POST-SPORTS ASSEMBLAGE
Tutor: Tsuto Sakamoto
Why must the Tokyo Olympics and Paralympics 2021 be held despite a State of Emergency under COVID-19 pandemic? The symbolic festival, insistently placed in terms of space and time, triggers questions on global capitalism, nationalism, and a substitution of historical memory. Under this critical perspective, the studio will investigate the event and its history—circumstances of the unrealised games in 1940, and the first games in 1964; while scrutinising the possible transformation of the sports event and training process—their space, scale, and operation—by using recent and future intelligent technologies and a pervasive media network. Based on the investigation and placing the projects in Tokyo where the 2021 games will be conducted—the studio ultimately aims to propose alternative forms of sports activities and events that are surrounded and integrated with a variety of non-human objects and living beings in urban and natural contexts.
FUTURE TODs
Tutor: Joseph Lim
Although Peter Calthorpe coined The Transit-Oriented Development (TOD) as a concept in ‘The New American Metropolis’ in 1993, Shaofei Niu, et. al. (2019) argued its existence in the 1971 URA Concept Plan; connecting new towns and the downtown district with urban nodes at MRT stations where compact and mixed-use neighbourhoods incorporated a public central space at a transit station. The planning of a TOD for urban vibrancy is now investigated in the context of a pandemic. How will ventilation, density, and distancing redefine commuting, and the physical form and spaces of a TOD? Students will learn from international consultants—AEDAS, SAA, LTA and URA, in a cross-disciplinary design research studio developing individual Masters projects.

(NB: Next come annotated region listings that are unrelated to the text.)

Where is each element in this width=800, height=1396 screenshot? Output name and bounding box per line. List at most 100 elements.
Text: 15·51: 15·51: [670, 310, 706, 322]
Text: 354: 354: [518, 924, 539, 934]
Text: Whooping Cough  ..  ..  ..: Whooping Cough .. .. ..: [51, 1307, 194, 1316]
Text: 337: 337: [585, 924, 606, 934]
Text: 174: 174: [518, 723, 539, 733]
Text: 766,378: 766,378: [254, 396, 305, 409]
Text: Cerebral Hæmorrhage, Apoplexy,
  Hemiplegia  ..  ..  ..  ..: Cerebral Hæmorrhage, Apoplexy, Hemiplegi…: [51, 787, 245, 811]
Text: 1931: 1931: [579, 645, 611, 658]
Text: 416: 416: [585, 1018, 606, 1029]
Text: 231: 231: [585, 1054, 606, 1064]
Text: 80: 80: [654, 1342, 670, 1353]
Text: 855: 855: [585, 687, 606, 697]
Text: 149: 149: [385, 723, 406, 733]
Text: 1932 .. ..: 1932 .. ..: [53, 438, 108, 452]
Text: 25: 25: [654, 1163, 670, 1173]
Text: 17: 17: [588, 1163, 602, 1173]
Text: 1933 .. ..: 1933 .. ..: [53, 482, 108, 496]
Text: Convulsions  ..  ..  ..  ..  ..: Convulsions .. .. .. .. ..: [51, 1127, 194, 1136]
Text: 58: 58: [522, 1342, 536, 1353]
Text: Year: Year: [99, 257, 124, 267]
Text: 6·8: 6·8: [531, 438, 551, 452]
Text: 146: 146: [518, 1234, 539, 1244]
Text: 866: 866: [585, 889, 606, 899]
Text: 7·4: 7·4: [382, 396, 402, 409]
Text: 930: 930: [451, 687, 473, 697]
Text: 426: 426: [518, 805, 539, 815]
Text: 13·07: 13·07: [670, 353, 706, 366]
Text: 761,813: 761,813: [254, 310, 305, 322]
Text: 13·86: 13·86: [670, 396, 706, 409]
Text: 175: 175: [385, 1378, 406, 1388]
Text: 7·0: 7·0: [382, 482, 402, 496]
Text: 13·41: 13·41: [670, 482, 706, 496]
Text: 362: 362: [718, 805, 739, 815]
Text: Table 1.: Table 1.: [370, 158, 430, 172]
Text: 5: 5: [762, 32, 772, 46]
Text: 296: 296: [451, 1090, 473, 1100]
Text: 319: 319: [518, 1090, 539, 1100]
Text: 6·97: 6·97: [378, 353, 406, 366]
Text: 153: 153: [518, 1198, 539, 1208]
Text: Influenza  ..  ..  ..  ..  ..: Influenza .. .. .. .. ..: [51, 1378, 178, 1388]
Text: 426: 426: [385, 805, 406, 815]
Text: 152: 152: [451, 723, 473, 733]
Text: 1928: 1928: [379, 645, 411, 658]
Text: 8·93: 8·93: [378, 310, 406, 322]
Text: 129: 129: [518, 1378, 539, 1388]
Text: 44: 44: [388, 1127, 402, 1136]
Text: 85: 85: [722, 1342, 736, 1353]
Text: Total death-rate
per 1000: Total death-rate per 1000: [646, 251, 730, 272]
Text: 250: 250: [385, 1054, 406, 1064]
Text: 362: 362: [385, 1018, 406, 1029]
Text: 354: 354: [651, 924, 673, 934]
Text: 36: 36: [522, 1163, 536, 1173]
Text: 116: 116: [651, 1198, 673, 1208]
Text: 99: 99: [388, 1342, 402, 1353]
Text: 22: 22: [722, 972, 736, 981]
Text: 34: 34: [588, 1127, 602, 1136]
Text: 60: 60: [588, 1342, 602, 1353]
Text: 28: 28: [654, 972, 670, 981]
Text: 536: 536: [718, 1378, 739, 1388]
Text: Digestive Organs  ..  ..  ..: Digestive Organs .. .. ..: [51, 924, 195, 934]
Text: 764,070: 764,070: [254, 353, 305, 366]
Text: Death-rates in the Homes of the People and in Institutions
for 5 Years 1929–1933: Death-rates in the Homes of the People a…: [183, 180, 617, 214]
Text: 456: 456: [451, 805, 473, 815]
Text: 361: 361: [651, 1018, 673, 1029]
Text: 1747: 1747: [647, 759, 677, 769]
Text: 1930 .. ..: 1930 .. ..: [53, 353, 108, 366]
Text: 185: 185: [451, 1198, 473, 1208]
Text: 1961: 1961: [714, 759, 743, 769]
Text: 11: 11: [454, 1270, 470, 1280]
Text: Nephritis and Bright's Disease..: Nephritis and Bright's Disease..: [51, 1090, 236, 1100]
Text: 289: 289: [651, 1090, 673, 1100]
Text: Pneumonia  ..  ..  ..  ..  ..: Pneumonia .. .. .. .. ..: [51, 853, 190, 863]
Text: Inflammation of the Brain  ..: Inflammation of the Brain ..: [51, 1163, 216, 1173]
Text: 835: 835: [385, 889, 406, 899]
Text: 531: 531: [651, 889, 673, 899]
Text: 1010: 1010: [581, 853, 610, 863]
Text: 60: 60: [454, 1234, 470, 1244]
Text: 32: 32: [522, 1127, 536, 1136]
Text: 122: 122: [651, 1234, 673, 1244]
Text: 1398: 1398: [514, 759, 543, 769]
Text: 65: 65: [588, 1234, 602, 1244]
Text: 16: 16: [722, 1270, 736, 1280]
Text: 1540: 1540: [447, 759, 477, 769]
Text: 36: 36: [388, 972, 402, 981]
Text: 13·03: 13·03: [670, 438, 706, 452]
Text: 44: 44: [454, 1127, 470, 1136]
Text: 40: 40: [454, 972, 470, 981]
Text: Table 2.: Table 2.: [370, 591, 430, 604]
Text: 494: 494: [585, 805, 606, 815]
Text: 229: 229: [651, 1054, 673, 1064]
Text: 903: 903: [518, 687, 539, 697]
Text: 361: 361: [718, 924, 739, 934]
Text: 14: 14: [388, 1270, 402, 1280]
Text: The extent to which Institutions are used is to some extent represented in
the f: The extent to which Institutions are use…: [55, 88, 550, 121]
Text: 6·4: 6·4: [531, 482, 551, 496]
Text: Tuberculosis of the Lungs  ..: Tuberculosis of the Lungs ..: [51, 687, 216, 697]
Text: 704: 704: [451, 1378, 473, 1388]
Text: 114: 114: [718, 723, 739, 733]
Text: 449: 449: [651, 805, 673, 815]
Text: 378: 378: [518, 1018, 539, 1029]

SITUATION TENSE AND READY FOR ACTION
Tutor: David Schafer
Take a deep breath and look around you. How can you design your way out of this? What is within arm’s reach? What is within a day’s walk? How deep are you willing to go? The goal isn’t simply to survive but to thrive… Assess your situation. Center yourself. Test your boundaries. Make shelter, make light. Together we will look at strategies for constructive, forward momentum from a diverse range of sources (alchemy, adhocism, improv, jugaard, preppers, #EDC, #ISRU). We will explore our immediate context(s) and condition(s) by contemplating the dualities of working collaboratively in isolation, working intimately but remotely, working precisely within a space of uncertainty, and fundamentally, we will make; improvising without compromising.